- Protocols, Services, and Applications
As mentioned, TCP/IP provides a mechanism to allow systems to communicate with each
other across a network. If we refer back to our language analogy, most spoken languages
have certain rules that define how the communications occurs. By adhering to these rules,
one is then able to understand and comprehend what is being communicated. TCP/IP
follows a similar process to define how the communications will occur through the use of
protocols, services, and applications.
You cannot just start throwing words together in any order that you feel like and expect
people to understand what you are saying. You have to follow certain rules that are
understood by all parties involved for them to understand what you are saying. Network
communications is no different. Although spoken languages have rules such as sentence
structure and noun and verb usage to define how the communications occurs, network
communication has protocols. The easiest way to think of a protocol is that it is merely a
set of rules that defines how something occurs. So, much like how using a verb denotes
an expression of existence, action, or occurrence, a network protocol defines how the
method of communication will occur, such as how TCP defines a mechanism for
connection-oriented communications. Protocols may be an open protocol (such as TCP,
UDP, or IP), which means that the protocol is not "owned" by anyone in particular and
can be used by anyone that wants to use the protocol or they can be closed protocols
(such as Cisco Discovery Protocol [CDP]), which means that the protocol can only be
used by licensed or authorized entities. In general, open protocols are used to facilitate
most vendor-neutral communications processes; closed protocols are used by vendors to
provide vendor-specific communications processes.
Whereas protocols define how something occurs, services typically define what is being
done. The objective of a service is to produce some function or data of value and
substance. This function or data can then be used by the systems to facilitate
communications. In many cases, the function or data provided by a service is used by
protocols, such as how services like addressing services such as Domain Name System
(DNS) might be used by IP to facilitate communication between hosts.
Applications are nothing more than processes running on a host that take advantage of the
network services and protocols to provide data to the end user. Applications are
frequently known as end-user services because they exist to service end-user requests.
The concept of protocols, services, and applications can be a difficult one to grasp. After
all, how do they interact with each other? Which is responsible for what? Network
communications is a complex concept to master for many reasons, not the least of which
- is that the concept is so large. I refer to this as the elephant problem.
If you try to sit down and cook and eat an elephant all at once, you quickly realize that it
is an insurmountable task. After all, there is a lot of elephant to chow down on. To be
successful, one must take that elephant and break it down into smaller, easier-to-digest
steak-sized pieces. In doing so, what was once an insurmountable task just became
something easy to accomplish by virtue of the fact that you have taken a big thing and
turned it into smaller, easier-to-manage pieces.
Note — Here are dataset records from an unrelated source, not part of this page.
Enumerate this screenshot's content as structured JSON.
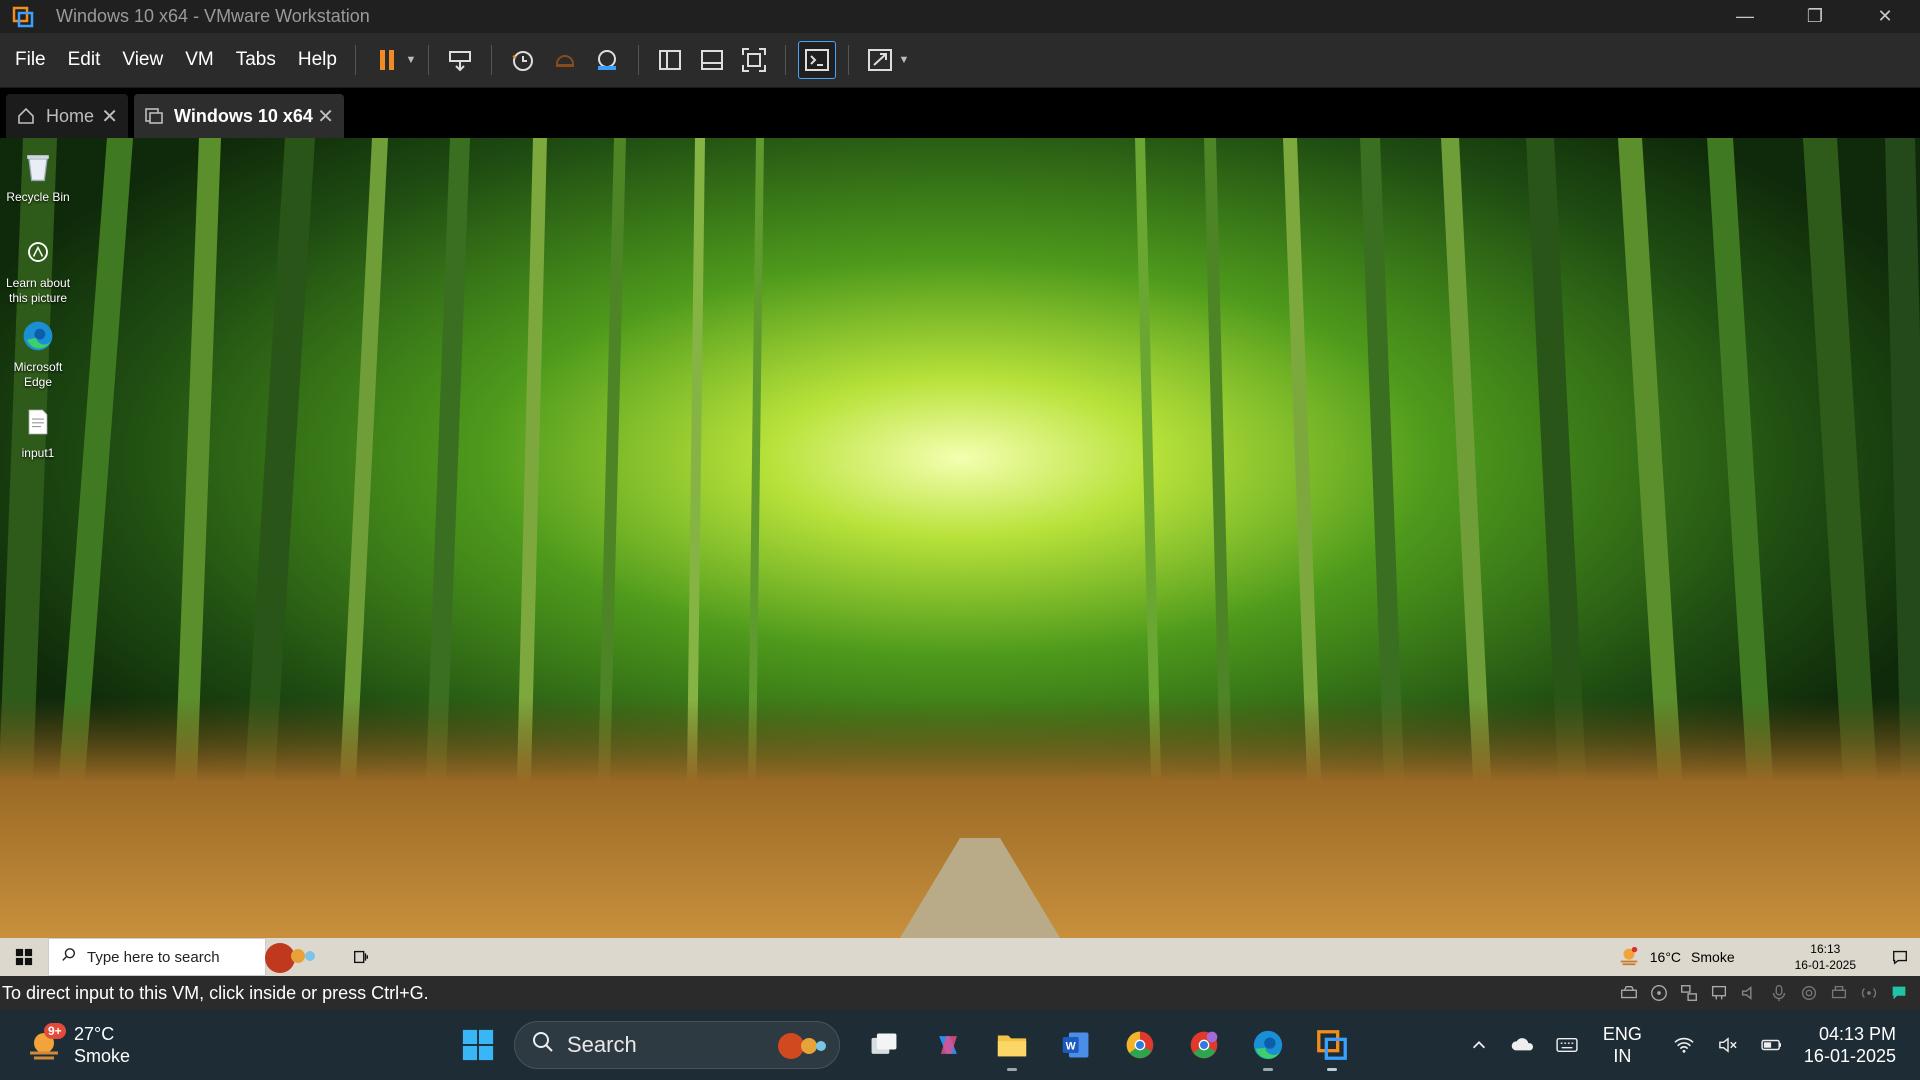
{
  "window": {
    "title": "Windows 10 x64 - VMware Workstation"
  },
  "menu": {
    "file": "File",
    "edit": "Edit",
    "view": "View",
    "vm": "VM",
    "tabs": "Tabs",
    "help": "Help"
  },
  "tabs": [
    {
      "label": "Home",
      "icon": "home-icon"
    },
    {
      "label": "Windows 10 x64",
      "icon": "vm-icon",
      "active": true
    }
  ],
  "desktop": {
    "icons": [
      {
        "label": "Recycle Bin",
        "icon": "recycle-bin-icon"
      },
      {
        "label": "Learn about this picture",
        "icon": "camera-icon"
      },
      {
        "label": "Microsoft Edge",
        "icon": "edge-icon"
      },
      {
        "label": "input1",
        "icon": "text-file-icon"
      }
    ]
  },
  "guest_taskbar": {
    "search_placeholder": "Type here to search",
    "weather_temp": "16°C",
    "weather_condition": "Smoke",
    "time": "16:13",
    "date": "16-01-2025"
  },
  "statusbar": {
    "text": "To direct input to this VM, click inside or press Ctrl+G."
  },
  "host_taskbar": {
    "weather_badge": "9+",
    "weather_temp": "27°C",
    "weather_condition": "Smoke",
    "search_label": "Search",
    "lang_top": "ENG",
    "lang_bottom": "IN",
    "time": "04:13 PM",
    "date": "16-01-2025"
  },
  "colors": {
    "accent": "#4aa3ff",
    "pause": "#f08a24",
    "guest_taskbar": "#ddd8ce",
    "host_taskbar": "#1e2c35"
  }
}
To do this same thing with understanding
network communications, it is important to break the total task of communications
between hosts into smaller, easier-to-understand and define layers. The benefits of a
layered approach to network communications are as follows:
• The complex process of network communications can be segmented into easier-to-
• It provides a standard interface to allow for multivendor integration. Each layer
merely needs to have a standard interface to the layer above and below, without
concern for the details of what is done at other layers.
• In conjunction with a standard interface, a layered approach allows the details of
how something is done at a particular layer to be defined and changed without
impacting the overall communications process at other layers.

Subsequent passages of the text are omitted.